My mother is a consummate story teller. Put a kid in front of her and she transforms into some odd rendition of Dr. Seuss. Put her in a room of adults she only tones it down a little bit. She has a story in her head for every imaginable occasion and to illustrate any given point. Just about every time I call her she will start the conversation by saying, ” I’ve got a story/poem/article I’d like to tell/read you.” Based on this love of stories, my mother is the keeper of the history of our family. Almost everything anyone knows about our family’s past is locked into a story my mother tells. The good news for all of us, my mother is a poster child for optimists. This woman doesn’t have a bad day. She lives in the silver lining.
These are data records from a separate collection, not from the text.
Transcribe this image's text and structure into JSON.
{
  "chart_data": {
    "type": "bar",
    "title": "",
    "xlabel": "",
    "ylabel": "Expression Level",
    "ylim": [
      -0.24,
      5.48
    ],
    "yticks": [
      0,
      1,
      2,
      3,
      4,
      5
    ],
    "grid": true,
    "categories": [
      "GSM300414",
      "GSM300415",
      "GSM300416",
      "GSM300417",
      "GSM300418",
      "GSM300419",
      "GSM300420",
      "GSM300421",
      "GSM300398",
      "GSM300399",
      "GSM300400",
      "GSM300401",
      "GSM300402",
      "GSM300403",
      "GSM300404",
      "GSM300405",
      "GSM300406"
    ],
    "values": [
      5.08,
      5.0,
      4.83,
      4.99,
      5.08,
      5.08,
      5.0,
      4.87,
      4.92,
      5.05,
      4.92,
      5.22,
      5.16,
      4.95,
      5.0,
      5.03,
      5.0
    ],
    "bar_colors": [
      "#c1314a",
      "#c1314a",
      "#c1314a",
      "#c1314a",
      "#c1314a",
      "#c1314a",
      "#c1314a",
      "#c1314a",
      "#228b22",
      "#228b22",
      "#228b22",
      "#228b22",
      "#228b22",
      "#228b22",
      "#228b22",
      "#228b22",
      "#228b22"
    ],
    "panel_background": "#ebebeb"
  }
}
Therefore, in our family history, interpreted by my mother, we are all charmed, the whole lot of us.
For example, my mother will historically refer to the year I got divorced as the “year Lisa got all new furniture”. She will refer to the year my grandmother died as the “year we had that nice get together with all the family, (after the service)”. Now don’t get me wrong, in many ways my divorce might have been more disappointing for my mother then it was for me, and she was devastated by the death of her mother. However, Mom is committed to the spin. If you have to go through something that sucks, get through it as quickly as possible and retell it as a blessing at any cost.
I was talking to a friend this week who recently experienced a loss so strangely tragic that my mother would have been challenged to spin it. Her words struck me, “At least I can move forward now, by myself, without any excuses to fall back on. It’s on me to make the best of my life.” Given what she was experiencing those words were strikingly profound. The thing that made that statement even more powerful, was it wasn’t a spin. In the middle of it she was able to find the clarity to see the blessing. Although for her, this year will certainly carry the stigma of history, I have no doubt she will remember it as the year she found her voice, her power, and her path.
Our past does not predict our future. However, how we interpret the past and tell the story does have a huge impact. I believe history is fluid. So what about your past? Was it bad? Where you a victim? Or, is there something more powerful in the mix? How are you planning to tell your story? My challenge to you is simple. Join me in making 2010 the best year ever. We aren’t playing that typical goals and planning for the future game. We are talking about writing the history that makes 2010 the year we dreamed it would be from the beginning or even better, no matter what. How you spin it is probably more important then how you actually lived it, because the history goes on forever. If you need help, let me know, and I’ll put you in touch with my Mom.